«Abbiamo da discutere su tutto, dal commercio al militare, ai missili, al nucleare, alla Cina»: così ha esordito il presidente Trump ieri al Summit di Helsinki. «È arrivata l’ora di parlare in maniera particolareggiata dei nostri rapporti bilaterali e dei punti nevralgici internazionali», ha sottolineato Putin. Ma a decidere quali saranno in futuro i rapporti tra Stati uniti e Russia non sono solo i due presidenti.
Non è un caso che, proprio mentre il presidente degli Stati uniti stava per incontrare quello della Russia, il procuratore speciale Robert Mueller III incriminava 12 russi con l’accusa di aver manipolato negli Usa le elezioni presidenziali, penetrando nelle reti informatiche del Partito democratico per danneggiare la candidata Hillary Clinton. I dodici, accusati di essere agenti del servizio segreto Gru, vengono ufficialmente definiti «i Cospiratori» e incriminati per «cospirazione ai danni degli Stati uniti».
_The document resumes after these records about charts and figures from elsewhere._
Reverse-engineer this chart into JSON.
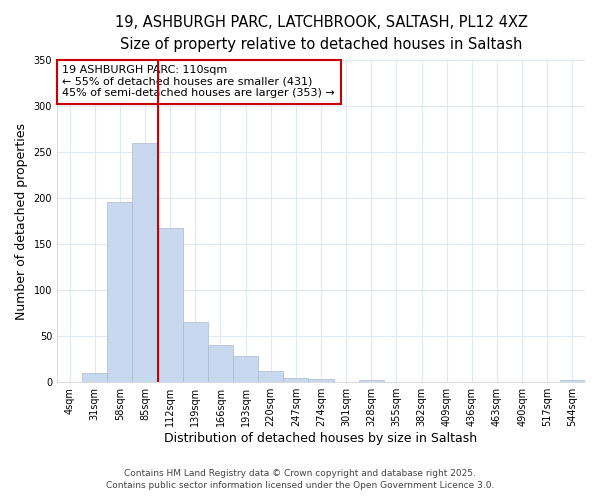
{
  "title_line1": "19, ASHBURGH PARC, LATCHBROOK, SALTASH, PL12 4XZ",
  "title_line2": "Size of property relative to detached houses in Saltash",
  "xlabel": "Distribution of detached houses by size in Saltash",
  "ylabel": "Number of detached properties",
  "bar_labels": [
    "4sqm",
    "31sqm",
    "58sqm",
    "85sqm",
    "112sqm",
    "139sqm",
    "166sqm",
    "193sqm",
    "220sqm",
    "247sqm",
    "274sqm",
    "301sqm",
    "328sqm",
    "355sqm",
    "382sqm",
    "409sqm",
    "436sqm",
    "463sqm",
    "490sqm",
    "517sqm",
    "544sqm"
  ],
  "bar_values": [
    0,
    10,
    196,
    260,
    168,
    65,
    40,
    29,
    12,
    5,
    3,
    0,
    2,
    0,
    0,
    0,
    0,
    0,
    0,
    0,
    2
  ],
  "bar_color": "#c8d8ee",
  "bar_edgecolor": "#aabbd0",
  "vline_x": 3.5,
  "vline_color": "#cc0000",
  "annotation_line1": "19 ASHBURGH PARC: 110sqm",
  "annotation_line2": "← 55% of detached houses are smaller (431)",
  "annotation_line3": "45% of semi-detached houses are larger (353) →",
  "ylim": [
    0,
    350
  ],
  "yticks": [
    0,
    50,
    100,
    150,
    200,
    250,
    300,
    350
  ],
  "background_color": "#ffffff",
  "grid_color": "#e0e8f0",
  "title_fontsize": 10.5,
  "subtitle_fontsize": 9,
  "axis_label_fontsize": 9,
  "tick_fontsize": 7,
  "annotation_fontsize": 8,
  "footer_line1": "Contains HM Land Registry data © Crown copyright and database right 2025.",
  "footer_line2": "Contains public sector information licensed under the Open Government Licence 3.0."
}
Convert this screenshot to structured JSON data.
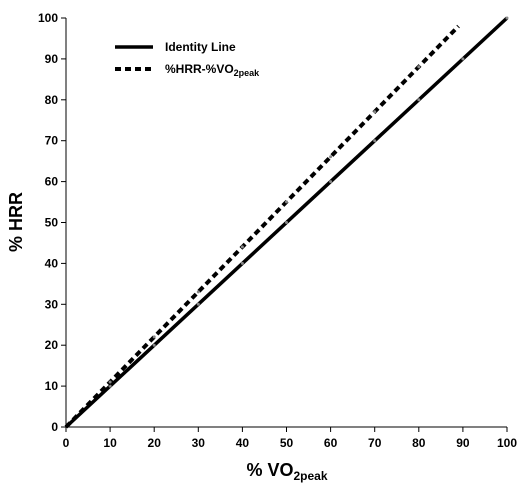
{
  "chart_data": {
    "type": "line",
    "xlabel": {
      "main": "% VO",
      "subscript": "2peak"
    },
    "ylabel": "% HRR",
    "xlim": [
      0,
      100
    ],
    "ylim": [
      0,
      100
    ],
    "x_ticks": [
      0,
      10,
      20,
      30,
      40,
      50,
      60,
      70,
      80,
      90,
      100
    ],
    "y_ticks": [
      0,
      10,
      20,
      30,
      40,
      50,
      60,
      70,
      80,
      90,
      100
    ],
    "grid": false,
    "legend_position": "top-left",
    "series": [
      {
        "name": "Identity Line",
        "name_subscript": "",
        "style": "solid",
        "color": "#000000",
        "x": [
          0,
          100
        ],
        "y": [
          0,
          100
        ]
      },
      {
        "name": "%HRR-%VO",
        "name_subscript": "2peak",
        "style": "dotted",
        "color": "#000000",
        "x": [
          0,
          89
        ],
        "y": [
          0,
          98
        ]
      }
    ]
  }
}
Contemporaneamente Daniel Coats, direttore dell’Intelligence nazionale e principale consigliere del Presidente su tale materia, accusava la Russia di voler «minare i nostri valori basilari e la nostra democrazia». Lanciava quindi l’allarme sulla «minaccia dei cyberattacchi giunta a un punto critico» analogo a quello che precedette l’11 Settembre, da parte non solo della Russia, «l’agente straniero più aggressivo», ma anche della Cina e dell’Iran.
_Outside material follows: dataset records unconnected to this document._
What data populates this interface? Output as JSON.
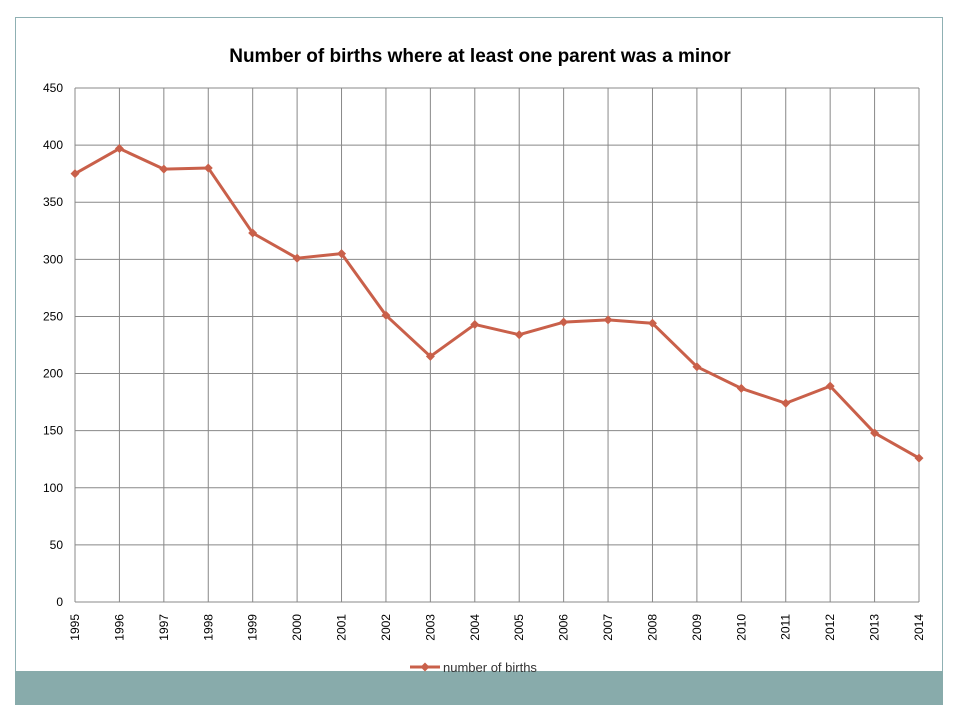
{
  "chart_data": {
    "type": "line",
    "title": "Number of births where at least one parent was a minor",
    "xlabel": "",
    "ylabel": "",
    "categories": [
      "1995",
      "1996",
      "1997",
      "1998",
      "1999",
      "2000",
      "2001",
      "2002",
      "2003",
      "2004",
      "2005",
      "2006",
      "2007",
      "2008",
      "2009",
      "2010",
      "2011",
      "2012",
      "2013",
      "2014"
    ],
    "series": [
      {
        "name": "number of births",
        "values": [
          375,
          397,
          379,
          380,
          323,
          301,
          305,
          251,
          215,
          243,
          234,
          245,
          247,
          244,
          206,
          187,
          174,
          189,
          148,
          126
        ]
      }
    ],
    "ylim": [
      0,
      450
    ],
    "yticks": [
      "0",
      "50",
      "100",
      "150",
      "200",
      "250",
      "300",
      "350",
      "400",
      "450"
    ],
    "grid": true,
    "legend_position": "bottom",
    "colors": {
      "line": "#c9604a",
      "grid": "#888888"
    }
  }
}
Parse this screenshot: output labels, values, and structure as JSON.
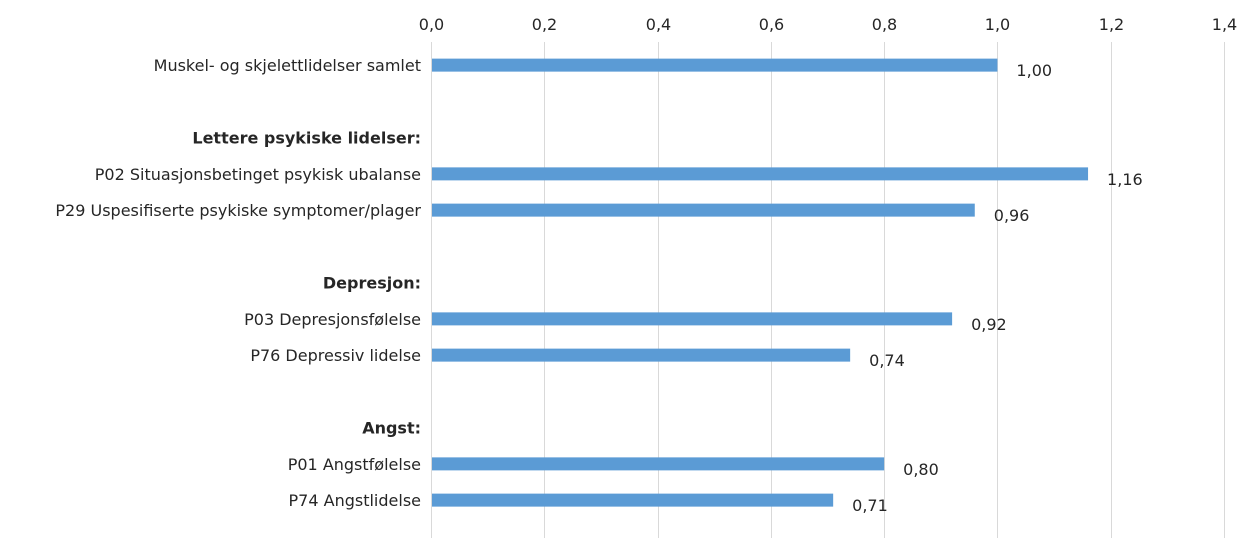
{
  "chart_data": {
    "type": "bar",
    "orientation": "horizontal",
    "title": "",
    "xlabel": "",
    "ylabel": "",
    "xlim": [
      0,
      1.4
    ],
    "x_ticks": [
      0,
      0.2,
      0.4,
      0.6,
      0.8,
      1.0,
      1.2,
      1.4
    ],
    "x_tick_labels": [
      "0,0",
      "0,2",
      "0,4",
      "0,6",
      "0,8",
      "1,0",
      "1,2",
      "1,4"
    ],
    "x_axis_position": "top",
    "grid": true,
    "legend": "none",
    "bar_color": "#5b9bd5",
    "rows": [
      {
        "label": "Muskel- og skjelettlidelser samlet",
        "value": 1.0,
        "value_label": "1,00",
        "header": false
      },
      {
        "label": "",
        "value": null,
        "value_label": "",
        "header": false
      },
      {
        "label": "Lettere psykiske lidelser:",
        "value": null,
        "value_label": "",
        "header": true
      },
      {
        "label": "P02 Situasjonsbetinget psykisk ubalanse",
        "value": 1.16,
        "value_label": "1,16",
        "header": false
      },
      {
        "label": "P29 Uspesifiserte psykiske symptomer/plager",
        "value": 0.96,
        "value_label": "0,96",
        "header": false
      },
      {
        "label": "",
        "value": null,
        "value_label": "",
        "header": false
      },
      {
        "label": "Depresjon:",
        "value": null,
        "value_label": "",
        "header": true
      },
      {
        "label": "P03 Depresjonsfølelse",
        "value": 0.92,
        "value_label": "0,92",
        "header": false
      },
      {
        "label": "P76 Depressiv lidelse",
        "value": 0.74,
        "value_label": "0,74",
        "header": false
      },
      {
        "label": "",
        "value": null,
        "value_label": "",
        "header": false
      },
      {
        "label": "Angst:",
        "value": null,
        "value_label": "",
        "header": true
      },
      {
        "label": "P01 Angstfølelse",
        "value": 0.8,
        "value_label": "0,80",
        "header": false
      },
      {
        "label": "P74 Angstlidelse",
        "value": 0.71,
        "value_label": "0,71",
        "header": false
      }
    ]
  }
}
Allo stesso tempo, a Londra, gli «investigatori» britannici comunicavano che il servizio segreto russo Gru, che negli Stati uniti ha sabotato le elezioni presidenziali, è lo stesso che in Inghilterra ha avvelenato un ex agente russo, Sergei Skripal, e sua figlia, inspiegabilmente sopravvissuti a un gas estremamente letale.
Lo scopo politico di queste «indagini» è chiaro: sostenere che a capo dei «Cospiratori» c’è il presidente russo Putin, col quale il presidente Trump si è seduto al tavolo negoziale nonostante la vasta opposizione bipartisan negli Usa. Dopo l’incriminazione dei «Cospiratori», i Democratici avevano chiesto a Trump di annullare l’incontro con Putin. Anche se non ci sono riusciti, rimane forte la loro pressione sulla trattativa.
Ciò che Putin cerca di ottenere da Trump è semplice ma allo stesso tempo complesso: allentare la tensione tra i due paesi. Per questo ha proposto a Trump, che ha accettato, una indagine congiunta sulla «cospirazione».
Non si sa come si svolgerà la trattativa sulle questioni nodali: status della Crimea, condizione della Siria, armi nucleari e altre. Né si sa che cosa chiederà Trump. E’ però certo che ogni concessione potrà essere usata per accusarlo di connivenza col nemico.
Si oppongono a un allentamento della tensione con la Russia non solo i Democratici (che, con un rovesciamento dei ruoli formali, svolgono la parte di «falchi»), ma anche molti Repubblicani tra cui importanti esponenti della stessa amministrazione Trump. È l’establishment non solo statunitense, ma anche europeo, i cui poteri e profitti sono legati alle tensioni e alle guerre.
Saranno non le parole ma i fatti a dimostrare se il clima distensivo del Summit di Helsinki diverrà realtà. Anzitutto con una de-escalation Nato in Europa, ossia con il ritiro delle forze anche nucleari Usa/Nato schierate contro la Russia e con il blocco dell’espansione della Nato ad Est.
Anche se su tali questioni fosse raggiunto un accordo fra Putin e Trump, sarà in grado quest’ultimo di attuarlo? O saranno in realtà a decidere i potenti circoli del complesso militare-industriale? Una cosa è certa: non possiamo, in Italia ed Europa, restare semplici spettatori delle trattative da cui dipende il nostro futuro.